1) Assume the buyer/seller holds capital from sources that the majority of the market considers “illicit” and/or is legally sanctioned and/or physically frozen or restricted. Aka the capital can never be called (or at a discount that is unknowable) or the transaction could be later legally reversed or nullified by one or more legal entities. But of course the StableCoin market maker fails to communicate this risk. Therefore the real value of either side of the trade could be zero despite the non-zero StableCoins being transferred. Thus that’s not really a “trade” because there are hidden substantial risks.

2) Along the lines of Matt Levine “Stablecoin treasury strategy?” Consider that the buyer is a publicly listed company, and they fundraise based upon purchase of the digital asset. Then you are doing what most banks consider is not trading but fueling speculation (and normally you can’t expose average retail investors to these risks).

The innovation of StableCoins is much less about Capitalism and much more about re-packaging fraud. And given how lax the prosecution of fraud was during the Financial Crisis, there’s a big meta-bet that StableCoin “traders” will never face losses.

>Assume the buyer/seller holds capital from sources that the majority of the market considers “illicit” and/or is legally sanctioned and/or physically frozen or restricted

This is not feasible legally, and is where your claim falls apart.

From the now-passed GENIUS act [0] which regulates the stablecoin issuer:

- "Permitted payment stablecoin issuers must maintain reserves backing outstanding payment stablecoins on at least a one-to-one basis, consisting only of certain specified assets, including US dollars and short-term Treasuries."

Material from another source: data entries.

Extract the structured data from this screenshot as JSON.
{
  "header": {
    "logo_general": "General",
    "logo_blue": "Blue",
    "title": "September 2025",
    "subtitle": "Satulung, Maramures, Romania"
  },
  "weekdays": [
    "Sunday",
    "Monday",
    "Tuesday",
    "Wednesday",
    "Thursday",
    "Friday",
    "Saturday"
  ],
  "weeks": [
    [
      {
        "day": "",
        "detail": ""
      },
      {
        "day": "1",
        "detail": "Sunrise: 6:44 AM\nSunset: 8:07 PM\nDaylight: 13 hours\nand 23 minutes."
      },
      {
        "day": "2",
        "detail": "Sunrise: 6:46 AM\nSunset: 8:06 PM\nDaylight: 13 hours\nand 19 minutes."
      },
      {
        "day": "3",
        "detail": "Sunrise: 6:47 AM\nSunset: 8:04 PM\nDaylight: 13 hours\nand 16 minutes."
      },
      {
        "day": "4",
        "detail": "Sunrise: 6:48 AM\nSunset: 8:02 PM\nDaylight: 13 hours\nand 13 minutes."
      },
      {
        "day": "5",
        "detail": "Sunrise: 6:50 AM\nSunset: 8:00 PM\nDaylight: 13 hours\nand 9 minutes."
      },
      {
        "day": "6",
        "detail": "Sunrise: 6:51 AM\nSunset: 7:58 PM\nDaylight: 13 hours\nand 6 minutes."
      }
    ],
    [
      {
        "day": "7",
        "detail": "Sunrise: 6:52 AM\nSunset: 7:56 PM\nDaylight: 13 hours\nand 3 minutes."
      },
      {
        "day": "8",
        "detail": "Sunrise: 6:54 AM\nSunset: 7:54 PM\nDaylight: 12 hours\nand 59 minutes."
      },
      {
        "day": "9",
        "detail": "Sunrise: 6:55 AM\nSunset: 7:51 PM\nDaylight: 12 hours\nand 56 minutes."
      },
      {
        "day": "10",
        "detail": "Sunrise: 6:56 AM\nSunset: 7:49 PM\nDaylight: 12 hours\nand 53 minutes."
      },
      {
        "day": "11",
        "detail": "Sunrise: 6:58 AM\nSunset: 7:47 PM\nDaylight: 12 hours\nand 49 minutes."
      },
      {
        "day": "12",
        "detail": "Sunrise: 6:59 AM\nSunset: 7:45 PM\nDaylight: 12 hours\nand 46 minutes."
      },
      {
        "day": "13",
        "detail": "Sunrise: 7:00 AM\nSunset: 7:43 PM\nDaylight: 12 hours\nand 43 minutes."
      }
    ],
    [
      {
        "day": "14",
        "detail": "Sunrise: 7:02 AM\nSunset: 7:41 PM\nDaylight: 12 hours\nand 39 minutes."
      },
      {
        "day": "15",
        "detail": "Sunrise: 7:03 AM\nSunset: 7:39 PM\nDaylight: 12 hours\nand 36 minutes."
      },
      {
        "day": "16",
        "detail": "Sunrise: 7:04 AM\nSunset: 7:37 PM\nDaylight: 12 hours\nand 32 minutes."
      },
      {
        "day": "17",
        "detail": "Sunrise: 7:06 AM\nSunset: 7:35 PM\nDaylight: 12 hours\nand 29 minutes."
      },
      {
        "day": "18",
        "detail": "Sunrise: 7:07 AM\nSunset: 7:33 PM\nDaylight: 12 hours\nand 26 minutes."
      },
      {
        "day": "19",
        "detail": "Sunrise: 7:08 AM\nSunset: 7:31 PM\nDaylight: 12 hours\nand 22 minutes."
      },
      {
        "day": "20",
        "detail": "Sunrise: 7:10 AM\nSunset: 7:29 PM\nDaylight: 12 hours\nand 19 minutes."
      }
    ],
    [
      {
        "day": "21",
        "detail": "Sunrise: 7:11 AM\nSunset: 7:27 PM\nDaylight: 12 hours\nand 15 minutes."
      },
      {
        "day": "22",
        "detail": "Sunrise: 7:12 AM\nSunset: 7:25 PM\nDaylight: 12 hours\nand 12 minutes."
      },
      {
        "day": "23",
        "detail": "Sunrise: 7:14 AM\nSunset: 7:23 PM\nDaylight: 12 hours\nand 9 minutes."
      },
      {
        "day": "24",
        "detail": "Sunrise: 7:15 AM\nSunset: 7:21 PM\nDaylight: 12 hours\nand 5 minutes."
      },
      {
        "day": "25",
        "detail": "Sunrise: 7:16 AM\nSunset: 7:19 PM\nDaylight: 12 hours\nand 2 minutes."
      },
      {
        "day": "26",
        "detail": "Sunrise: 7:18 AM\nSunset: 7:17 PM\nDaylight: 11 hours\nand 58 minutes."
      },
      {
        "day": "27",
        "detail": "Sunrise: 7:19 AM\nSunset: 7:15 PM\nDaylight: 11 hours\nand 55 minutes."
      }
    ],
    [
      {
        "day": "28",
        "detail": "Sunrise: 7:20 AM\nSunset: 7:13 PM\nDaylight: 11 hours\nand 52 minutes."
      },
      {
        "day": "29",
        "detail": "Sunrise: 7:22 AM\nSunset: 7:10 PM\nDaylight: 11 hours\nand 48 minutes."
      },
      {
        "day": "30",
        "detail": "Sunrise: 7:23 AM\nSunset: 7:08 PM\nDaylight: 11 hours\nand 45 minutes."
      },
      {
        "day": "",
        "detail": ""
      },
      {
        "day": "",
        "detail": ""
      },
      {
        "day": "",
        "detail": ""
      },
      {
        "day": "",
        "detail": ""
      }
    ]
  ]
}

[0]: https://www.lw.com/en/insights/the-genius-act-of-2025-stable...

  • Their point is that if the money held in reserve are proceeds from criminal activity, it is possible for the assets to be seized or frozen by the feds (which would render them no longer backed 1-to-1 even if they were before then). The text of the law you quoted doesn't really change anything.

    • I see, I misread: that’s interesting. I would assume the issuer would still be liable to resolve the backing, but yeah I could see how that poses systemic risk.

      I also don’t think such a risk could realistically remain hidden - this is still going to be heavily regulated and audited, and industry will wise up to the sorts of risk that emerge.